Mantas Mazeika comments on Utility Engineering: Analyzing and Controlling Emergent Value Systems in AIs

Mantas Mazeika Mar 2, 2025, 6:55 AM
3 points
0
Hey, thanks for the reply.
True. It’s also a standard criticism of those studies that answers to those questions measure what a person would say in response to being asked those questions (or what they’d do within the context of whatever behavioral experiment has been set up), but not necessarily what they’d do in real life when there are many more contextual factors
The same way that people act differently on the internet from in-person, I agree that LLMs might behave differently if they think there are real consequences to their choices. However, I don’t think this means that their values over hypothetical states of the world is less valuable to study. In many horrible episodes of human history, decisions with real consequences were made at a distance without directly engaging with what was happening. If someone says “I hate people from country X”, I think most people would find that worrisome enough, without needing evidence that the person would actually physically harm someone from country X if given the opportunity.
Likewise, these questions might answer what an LLM with the default persona and system prompt might answer when prompted with only these questions, but don’t necessarily tell us what it’d do when prompted to adopt a different persona, when its context window had been filled with a lot of other information, etc..
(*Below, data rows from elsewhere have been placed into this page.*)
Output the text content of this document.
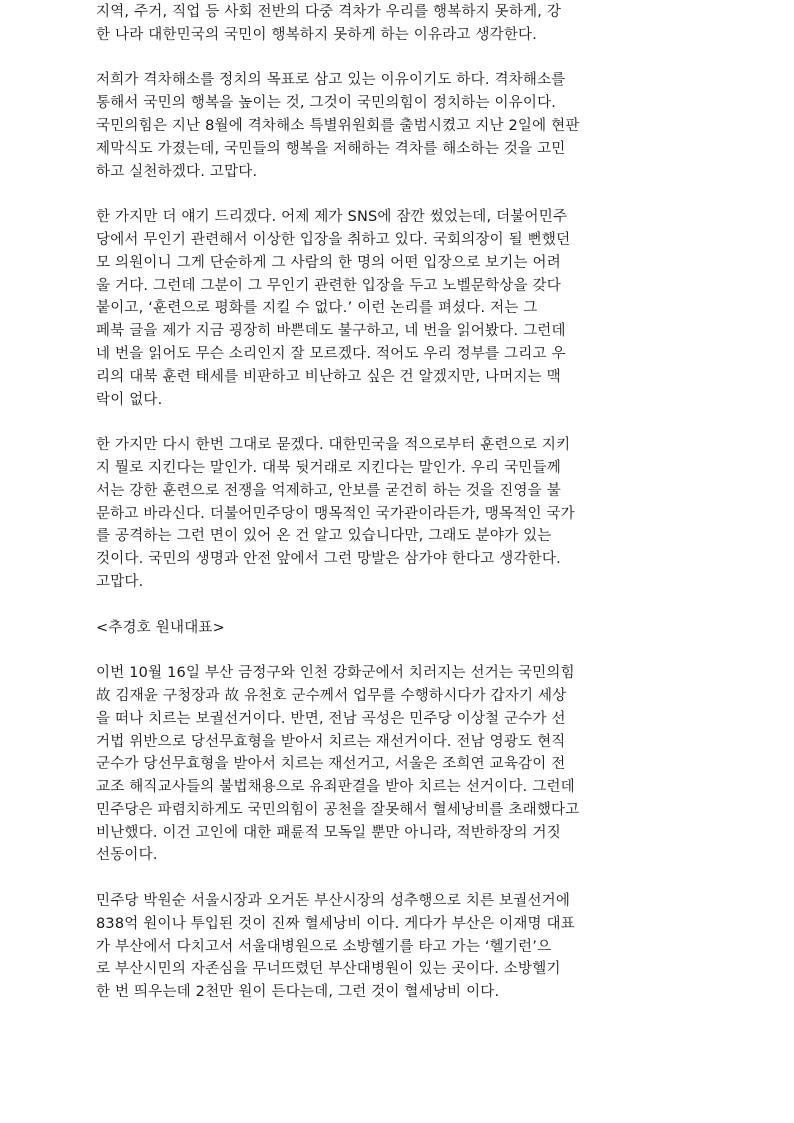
지역, 주거, 직업 등 사회 전반의 다중 격차가 우리를 행복하지 못하게, 강
한 나라 대한민국의 국민이 행복하지 못하게 하는 이유라고 생각한다.

저희가 격차해소를 정치의 목표로 삼고 있는 이유이기도 하다. 격차해소를
통해서 국민의 행복을 높이는 것, 그것이 국민의힘이 정치하는 이유이다.
국민의힘은 지난 8월에 격차해소 특별위원회를 출범시켰고 지난 2일에 현판
제막식도 가졌는데, 국민들의 행복을 저해하는 격차를 해소하는 것을 고민
하고 실천하겠다. 고맙다.

한 가지만 더 얘기 드리겠다. 어제 제가 SNS에 잠깐 썼었는데, 더불어민주
당에서 무인기 관련해서 이상한 입장을 취하고 있다. 국회의장이 될 뻔했던
모 의원이니 그게 단순하게 그 사람의 한 명의 어떤 입장으로 보기는 어려
울 거다. 그런데 그분이 그 무인기 관련한 입장을 두고 노벨문학상을 갖다
붙이고, ‘훈련으로 평화를 지킬 수 없다.’ 이런 논리를 펴셨다. 저는 그
페북 글을 제가 지금 굉장히 바쁜데도 불구하고, 네 번을 읽어봤다. 그런데
네 번을 읽어도 무슨 소리인지 잘 모르겠다. 적어도 우리 정부를 그리고 우
리의 대북 훈련 태세를 비판하고 비난하고 싶은 건 알겠지만, 나머지는 맥
락이 없다.

한 가지만 다시 한번 그대로 묻겠다. 대한민국을 적으로부터 훈련으로 지키
지 뭘로 지킨다는 말인가. 대북 뒷거래로 지킨다는 말인가. 우리 국민들께
서는 강한 훈련으로 전쟁을 억제하고, 안보를 굳건히 하는 것을 진영을 불
문하고 바라신다. 더불어민주당이 맹목적인 국가관이라든가, 맹목적인 국가
를 공격하는 그런 면이 있어 온 건 알고 있습니다만, 그래도 분야가 있는
것이다. 국민의 생명과 안전 앞에서 그런 망발은 삼가야 한다고 생각한다.
고맙다.

<추경호 원내대표>

이번 10월 16일 부산 금정구와 인천 강화군에서 치러지는 선거는 국민의힘
故 김재윤 구청장과 故 유천호 군수께서 업무를 수행하시다가 갑자기 세상
을 떠나 치르는 보궐선거이다. 반면, 전남 곡성은 민주당 이상철 군수가 선
거법 위반으로 당선무효형을 받아서 치르는 재선거이다. 전남 영광도 현직
군수가 당선무효형을 받아서 치르는 재선거고, 서울은 조희연 교육감이 전
교조 해직교사들의 불법채용으로 유죄판결을 받아 치르는 선거이다. 그런데
민주당은 파렴치하게도 국민의힘이 공천을 잘못해서 혈세낭비를 초래했다고
비난했다. 이건 고인에 대한 패륜적 모독일 뿐만 아니라, 적반하장의 거짓
선동이다.

민주당 박원순 서울시장과 오거돈 부산시장의 성추행으로 치른 보궐선거에
838억 원이나 투입된 것이 진짜 혈세낭비 이다. 게다가 부산은 이재명 대표
가 부산에서 다치고서 서울대병원으로 소방헬기를 타고 가는 ‘헬기런’으
로 부산시민의 자존심을 무너뜨렸던 부산대병원이 있는 곳이다. 소방헬기
한 번 띄우는데 2천만 원이 든다는데, 그런 것이 혈세낭비 이다.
We ran some experiments on this in the appendix. Prompting it with different personas does change the values (as expected). But within its default persona, we find the values are quite stable to different way of phrasing the comparisons. We also ran a “value drift” experiment where we checked the utilities of a model at various points along long-context SWE-bench logs. We found that the utilities are very stable across the logs.
Some models like Claude 3.6 are a bit infamous for very quickly flipping all of their views into agreement with what it thinks the user’s views are, for instance.
This is a good point, which I hadn’t considered before. I think it’s definitely possible for models to adjust their values in-context. It would be interesting to see if sycophancy creates new, coherent values, and if so whether these values have an instrumental structure or are internalized as intrinsic values.
- Kaj_Sotala Mar 2, 2025, 7:39 AM
  2 points
  0
  Parent
  However, I don’t think this means that their values over hypothetical states of the world is less valuable to study.
  Yeah, I don’t mean that this wouldn’t be interesting or valuable to study—sorry for sounding like I did. My meaning was something more in line with Olli’s comment, that this is interesting but that the generalization from the results to “GPT-4o is willing to trade off” etc. sounds too strong to me.